В вечер после его похорон пришли соседи, пили «Джеймисон», ели фруктовый кекс, вспоминали его. Меня отправили спать сразу после того, как они ушли. Пока я лежал, ошарашенный от его потери, услышал, как мать распахивает заднюю дверь, и возненавидел ее лютой ненавистью. Должно быть, я задремал, потому что сперва слышал ее крик словно издалека, потом сел — и вдруг она ревет как банши. Спустился я не сразу. Она стояла на стуле с чистым ужасом на лице. И вопила:
— Крыса, я такой большой никогда не видела. Прям вбежала — по-моему, она под столом.
Я притворился, что ищу, но главным образом просто со стуком закрыл дверь. Обернулся к ней на стуле, и она спросила:
— Ушла?
Перевел глаза на дверь, сказал:
— Я ничего не вижу.
И лег спать. Не знаю, сколько она там еще простояла, да и знать не хочу. Знаю только, что с тех пор задняя дверь навсегда осталась закрытой. Вскоре после этого я купил свою первую пачку «Вудбайнов», на десять штук. Не знаю, какую тут вывести мораль или мудрость, только знаю, что, как и говорил папа, рано или поздно приходят паразиты.
Я, конечно, понимаю: можно сказать, с тех пор я так или иначе только и делаю, что закрываю двери.
Душевное состояние, которое можно назвать лишь диким, как-то так в книгах о реабилитации описывают трезвого алкоголика. Печально, но правда.
Я был у себя в квартире, пытался стряхнуть остатки сна об отце. Меня разбудил громкий измученный вопль. Я вскочил, полный ужаса, гадая, что же должно случиться с бедолагой, чтобы он так кричал, потом почувствовал слезы на щеках и понял, что это был я сам. Сомневаюсь, что бывает стресс хуже.
Маленького лебедя я носил с собой в кармане, как дурацкий талисман. Решил нанести повторный визит Тому Риду, вышибале. Он показался довольно общительным, и мне хотелось узнать, как он отреагирует на признание Майкла Клэра. Если кто-то его и знает, то это Том.
По пути я накупил кофе, молока, печенья. На подходе к его дому слышал, как визжат телефоны, так что бизнес все еще шел бойко.

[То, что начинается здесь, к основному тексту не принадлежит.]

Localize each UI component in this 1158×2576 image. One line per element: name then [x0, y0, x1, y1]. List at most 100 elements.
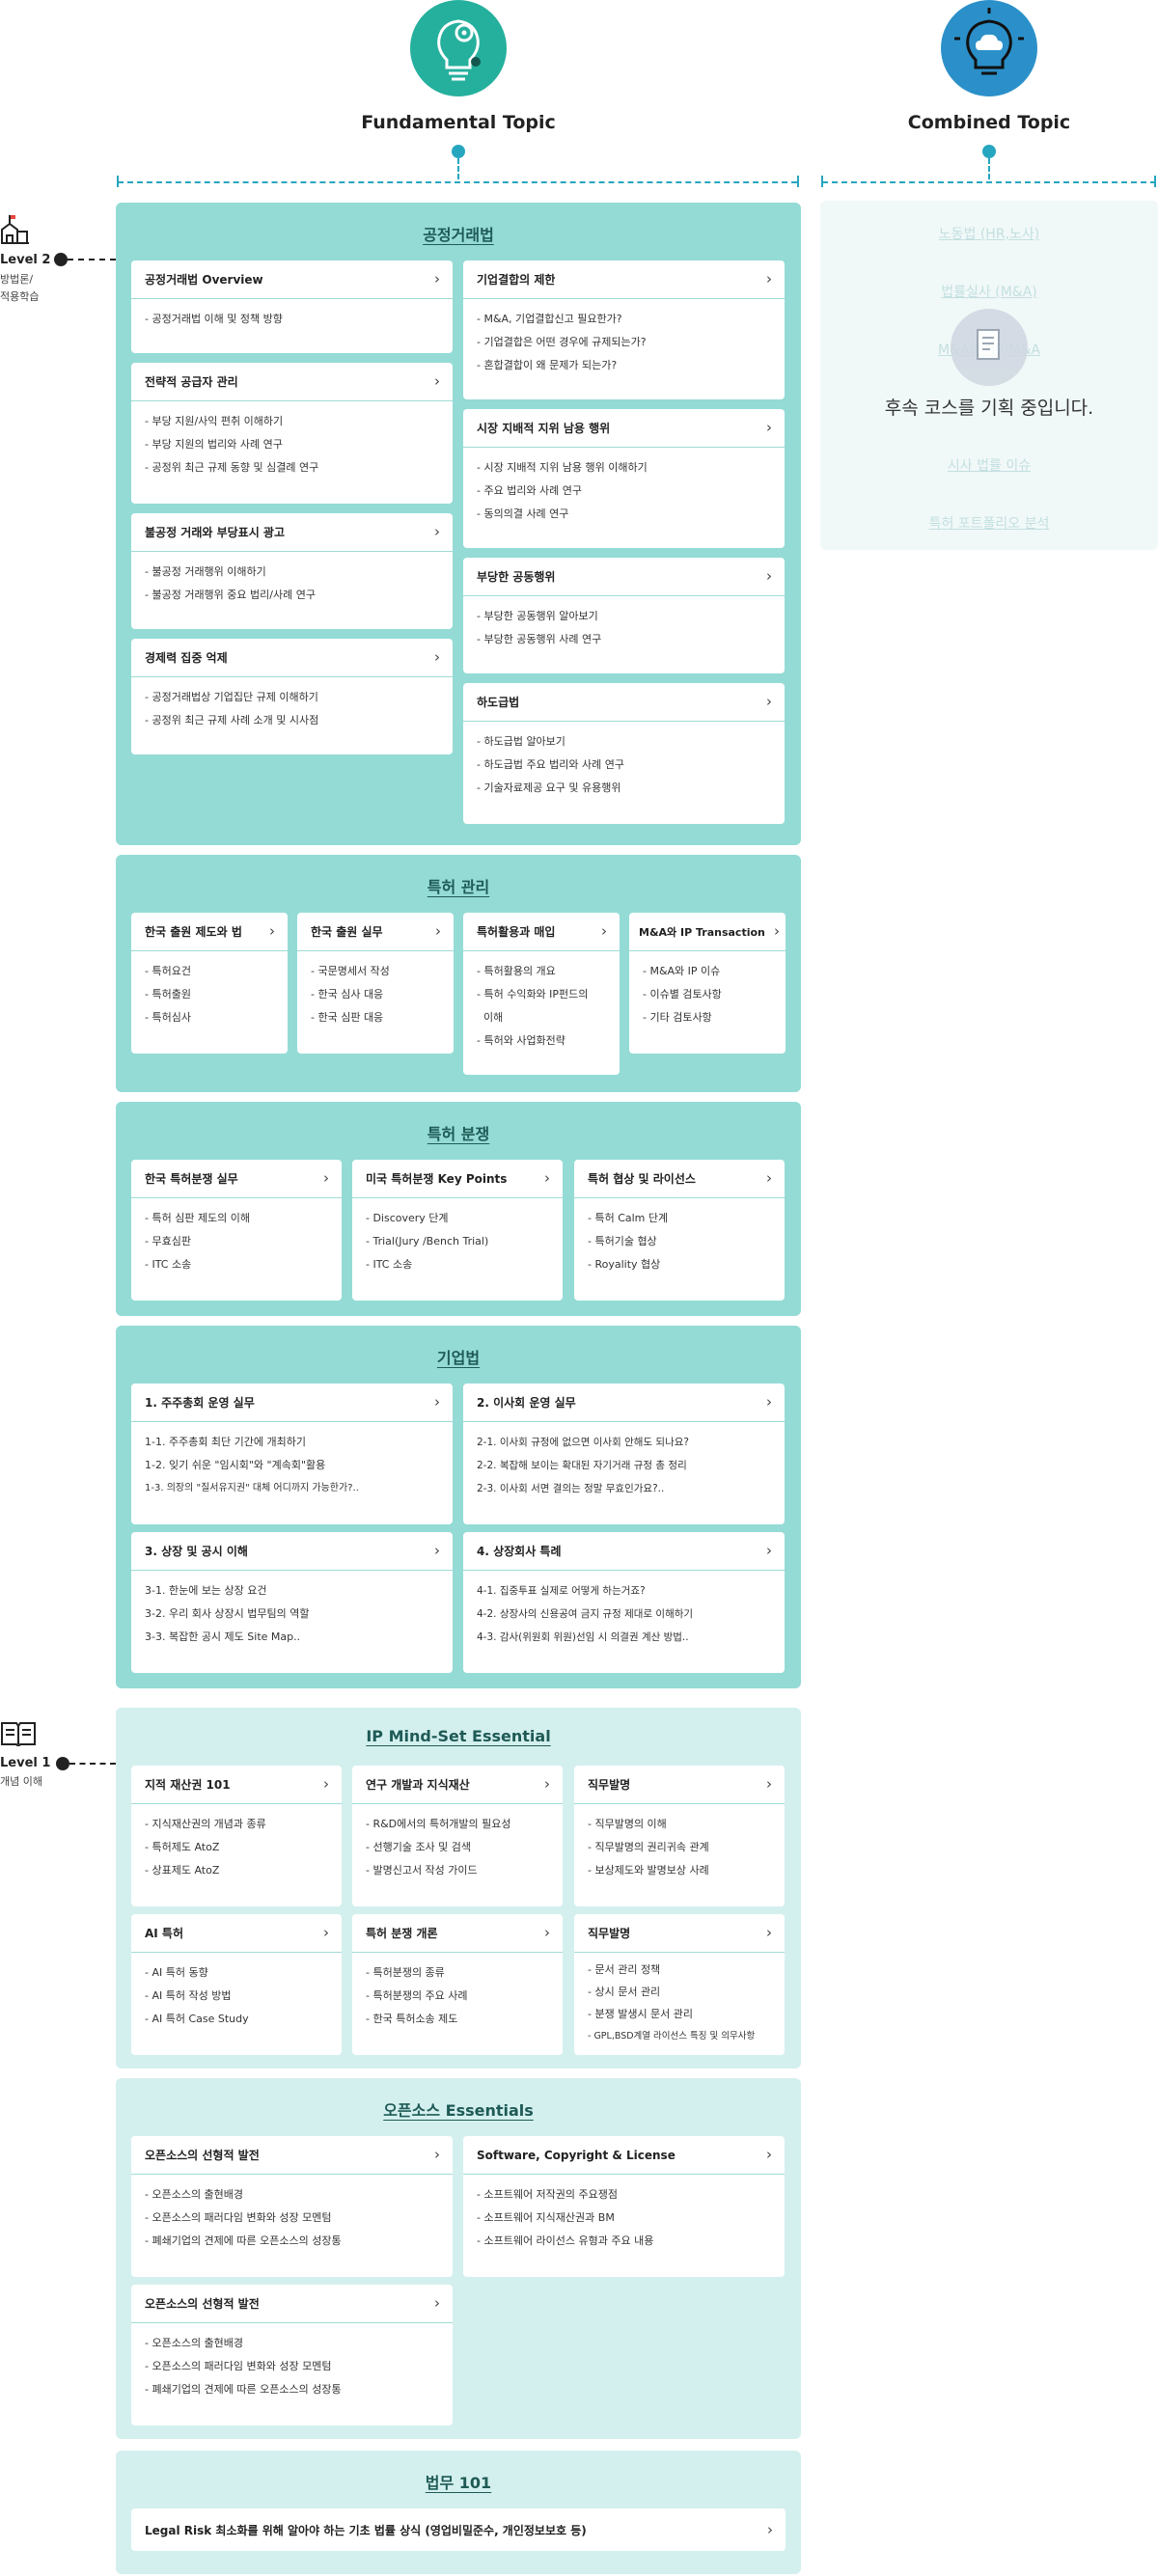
course-card[interactable]: 직무발명 › - 직무발명의 이해 - 직무발명의 권리귀속 관계 - 보상제도와…: [574, 1766, 785, 1906]
chevron-right-icon[interactable]: ›: [434, 2296, 440, 2311]
card-item: 3-3. 복잡한 공시 제도 Site Map..: [145, 1631, 301, 1643]
card-title: 특허 분쟁 개론: [366, 1927, 438, 1940]
chevron-right-icon[interactable]: ›: [434, 650, 440, 665]
card-item: - M&A, 기업결합신고 필요한가?: [477, 313, 622, 325]
combined-bracket-right: [1154, 176, 1156, 187]
course-card[interactable]: 특허 분쟁 개론 › - 특허분쟁의 종류 - 특허분쟁의 주요 사례 - 한국 …: [352, 1914, 563, 2055]
card-item: - 동의의결 사례 연구: [477, 507, 569, 520]
card-title: M&A와 IP Transaction: [639, 925, 765, 939]
course-card[interactable]: 한국 출원 실무 › - 국문명세서 작성 - 한국 심사 대응 - 한국 심판 …: [297, 913, 454, 1054]
card-item: 4-2. 상장사의 신용공여 금지 규정 제대로 이해하기: [477, 1608, 694, 1620]
card-item: - Trial(Jury /Bench Trial): [366, 1235, 489, 1247]
course-card[interactable]: 전략적 공급자 관리 › - 부당 지원/사익 편취 이해하기 - 부당 지원의 …: [131, 363, 453, 504]
card-item: - 하도급법 주요 법리와 사례 연구: [477, 758, 625, 771]
card-item: - 기업결합은 어떤 경우에 규제되는가?: [477, 336, 647, 348]
chevron-right-icon[interactable]: ›: [434, 2148, 440, 2162]
chevron-right-icon[interactable]: ›: [269, 924, 275, 939]
chevron-right-icon[interactable]: ›: [767, 2522, 773, 2537]
chevron-right-icon[interactable]: ›: [766, 695, 772, 709]
course-card[interactable]: 직무발명 › - 문서 관리 정책 - 상시 문서 관리 - 분쟁 발생시 문서 …: [574, 1914, 785, 2055]
combined-topic-dot: [982, 145, 996, 158]
chevron-right-icon[interactable]: ›: [766, 1544, 772, 1558]
course-card[interactable]: 오픈소스의 선형적 발전 › - 오픈소스의 출현배경 - 오픈소스의 패러다임 …: [131, 2136, 453, 2277]
chevron-right-icon[interactable]: ›: [323, 1777, 329, 1792]
course-card[interactable]: 1. 주주총회 운영 실무 › 1-1. 주주총회 최단 기간에 개최하기 1-2…: [131, 1384, 453, 1524]
level-1-label: Level 1: [0, 1756, 51, 1770]
chevron-right-icon[interactable]: ›: [435, 924, 441, 939]
course-card[interactable]: 한국 특허분쟁 실무 › - 특허 심판 제도의 이해 - 무효심판 - ITC …: [131, 1160, 342, 1301]
level-2-label: Level 2: [0, 253, 51, 267]
chevron-right-icon[interactable]: ›: [766, 421, 772, 435]
course-card[interactable]: 특허활용과 매입 › - 특허활용의 개요 - 특허 수익화와 IP펀드의 이해 …: [463, 913, 620, 1075]
course-card[interactable]: 기업결합의 제한 › - M&A, 기업결합신고 필요한가? - 기업결합은 어떤…: [463, 260, 785, 399]
chevron-right-icon[interactable]: ›: [766, 1171, 772, 1186]
course-card[interactable]: 시장 지배적 지위 남용 행위 › - 시장 지배적 지위 남용 행위 이해하기 …: [463, 409, 785, 548]
fundamental-bracket: [118, 181, 797, 183]
chevron-right-icon[interactable]: ›: [601, 924, 607, 939]
course-card[interactable]: 4. 상장회사 특례 › 4-1. 집중투표 실제로 어떻게 하는거죠? 4-2.…: [463, 1532, 785, 1673]
level-2-dot: [54, 253, 68, 266]
chevron-right-icon[interactable]: ›: [434, 272, 440, 287]
chevron-right-icon[interactable]: ›: [434, 374, 440, 389]
course-card[interactable]: 불공정 거래와 부당표시 광고 › - 불공정 거래행위 이해하기 - 불공정 거…: [131, 513, 453, 629]
chevron-right-icon[interactable]: ›: [434, 1544, 440, 1558]
chevron-right-icon[interactable]: ›: [323, 1171, 329, 1186]
chevron-right-icon[interactable]: ›: [774, 924, 780, 939]
card-item: 1-1. 주주총회 최단 기간에 개최하기: [145, 1436, 307, 1448]
course-card[interactable]: Software, Copyright & License › - 소프트웨어 저…: [463, 2136, 785, 2277]
chevron-right-icon[interactable]: ›: [766, 569, 772, 584]
course-card[interactable]: 경제력 집중 억제 › - 공정거래법상 기업집단 규제 이해하기 - 공정위 최…: [131, 639, 453, 754]
chevron-right-icon[interactable]: ›: [544, 1926, 550, 1940]
course-card[interactable]: AI 특허 › - AI 특허 동향 - AI 특허 작성 방법 - AI 특허 …: [131, 1914, 342, 2055]
card-title: 연구 개발과 지식재산: [366, 1778, 470, 1792]
card-item: - 무효심판: [145, 1235, 191, 1247]
fundamental-topic-badge: [410, 0, 507, 96]
chevron-right-icon[interactable]: ›: [766, 1926, 772, 1940]
course-card[interactable]: Legal Risk 최소화를 위해 알아야 하는 기초 법률 상식 (영업비밀…: [131, 2508, 786, 2551]
course-card[interactable]: M&A와 IP Transaction › - M&A와 IP 이슈 - 이슈별 …: [629, 913, 786, 1054]
course-card[interactable]: 2. 이사회 운영 실무 › 2-1. 이사회 규정에 없으면 이사회 안해도 되…: [463, 1384, 785, 1524]
course-card[interactable]: 미국 특허분쟁 Key Points › - Discovery 단계 - Tri…: [352, 1160, 563, 1301]
card-item: - 특허출원: [145, 988, 191, 1000]
chevron-right-icon[interactable]: ›: [323, 1926, 329, 1940]
course-card[interactable]: 연구 개발과 지식재산 › - R&D에서의 특허개발의 필요성 - 선행기술 조…: [352, 1766, 563, 1906]
course-card[interactable]: 특허 협상 및 라이선스 › - 특허 Calm 단계 - 특허기술 협상 - R…: [574, 1160, 785, 1301]
chevron-right-icon[interactable]: ›: [766, 1777, 772, 1792]
section-title: 오픈소스 Essentials: [383, 2101, 534, 2120]
card-title: Software, Copyright & License: [477, 2148, 676, 2162]
card-item: - 공정위 최근 규제 동향 및 심결례 연구: [145, 461, 319, 474]
section-patent-disputes: 특허 분쟁 한국 특허분쟁 실무 › - 특허 심판 제도의 이해 - 무효심판 …: [116, 1102, 801, 1316]
chevron-right-icon[interactable]: ›: [434, 525, 440, 539]
course-card[interactable]: 부당한 공동행위 › - 부당한 공동행위 알아보기 - 부당한 공동행위 사례 …: [463, 558, 785, 673]
chevron-right-icon[interactable]: ›: [766, 1395, 772, 1410]
card-item: - 특허 Calm 단계: [588, 1212, 669, 1224]
card-item: - 국문명세서 작성: [311, 965, 390, 977]
chevron-right-icon[interactable]: ›: [766, 2148, 772, 2162]
combined-topic-panel: 노동법 (HR,노사) 법률실사 (M&A) M&A와 (IP)M&A 후속 코…: [820, 201, 1158, 550]
card-title: 4. 상장회사 특례: [477, 1545, 562, 1558]
section-title: 특허 관리: [427, 878, 490, 896]
card-title: 직무발명: [588, 1927, 631, 1940]
card-item: - 오픈소스의 패러다임 변화와 성장 모멘텀: [145, 2360, 332, 2372]
card-item: - 직무발명의 이해: [588, 1818, 667, 1830]
fundamental-bracket-left: [117, 176, 119, 187]
course-card[interactable]: 한국 출원 제도와 법 › - 특허요건 - 특허출원 - 특허심사: [131, 913, 288, 1054]
chevron-right-icon[interactable]: ›: [434, 1395, 440, 1410]
card-title: 한국 출원 제도와 법: [145, 925, 242, 939]
card-title: 미국 특허분쟁 Key Points: [366, 1172, 508, 1186]
course-card[interactable]: 3. 상장 및 공시 이해 › 3-1. 한눈에 보는 상장 요건 3-2. 우리…: [131, 1532, 453, 1673]
card-item: - 소프트웨어 라이선스 유형과 주요 내용: [477, 2234, 654, 2247]
section-title: 공정거래법: [423, 226, 494, 244]
card-item: - 이슈별 검토사항: [643, 988, 722, 1000]
course-card[interactable]: 공정거래법 Overview › - 공정거래법 이해 및 정책 방향: [131, 260, 453, 353]
card-title: 특허 협상 및 라이선스: [588, 1172, 696, 1186]
card-item: - AI 특허 Case Study: [145, 2013, 249, 2025]
course-card[interactable]: 지적 재산권 101 › - 지식재산권의 개념과 종류 - 특허제도 AtoZ …: [131, 1766, 342, 1906]
card-item: - 문서 관리 정책: [588, 1963, 661, 1976]
course-card[interactable]: 오픈소스의 선형적 발전 › - 오픈소스의 출현배경 - 오픈소스의 패러다임 …: [131, 2285, 453, 2425]
chevron-right-icon[interactable]: ›: [544, 1777, 550, 1792]
chevron-right-icon[interactable]: ›: [766, 272, 772, 287]
course-card[interactable]: 하도급법 › - 하도급법 알아보기 - 하도급법 주요 법리와 사례 연구 - …: [463, 683, 785, 824]
chevron-right-icon[interactable]: ›: [544, 1171, 550, 1186]
card-item: 4-1. 집중투표 실제로 어떻게 하는거죠?: [477, 1585, 646, 1597]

Позвонил, открыла все та же растрепанная девушка. Я сказал:
— В этот раз я не с пустыми руками.
Она махнула мне рукой внутрь и поспешила к трубке. Том был на кухне, и если он и оценил гостинцы, то не сказал.
— Надеюсь, ты не против, просто хотел спросить пару мелочей, — сказал я.
Выглядел он устало, ответил:
— А пачка молока и печенье, значит, дают на это право?
Голос на грани враждебности, и я попробовал еще раз:
— Может, к кофе?
Без ответа.
Я попытался подкинуть плохое клише из киношек.
— Я не вовремя?
Не сработало.
Он вздохнул, словно выпустив задержанный воздух, спросил:
— А когда вообще вовремя?
Не успел я возразить какой-нибудь глупостью, как он обвиняюще заявил:
— Ты ходил к Кейт.
— Эм-м, да. Не стоило?
Он был в белой рубашке, по которой плакала стирка — и не одна, — и в голубых штанах, широковатых в талии. Он их подтягивал, но ситуацию это не спасало. Я не знал, как перевести беседу на более дружеский тон, сказал:
— Шел тут по набережной, думал, тебя встречу.
— Я там больше не прохлаждаюсь, у меня бизнес, — огрызнулся он.
Потом словно что-то взвесил про себя.
— У нас с Кейт своя история.
Я ничего не выдал на лице, заметил:
— Замечательная женщина.
Теперь он принялся заваривать кофе — вскипятил чайник, насыпал горки гранул по чашкам, добавил воды, протянул чашку мне и пригласил жестом сесть. В течение всей этой бурной деятельности он молчал, а я был не прочь подождать. Он сделал глоток, затем:
— Несмотря на свою травму, я правда был готов с ней рискнуть, но она сдвинулась на другом.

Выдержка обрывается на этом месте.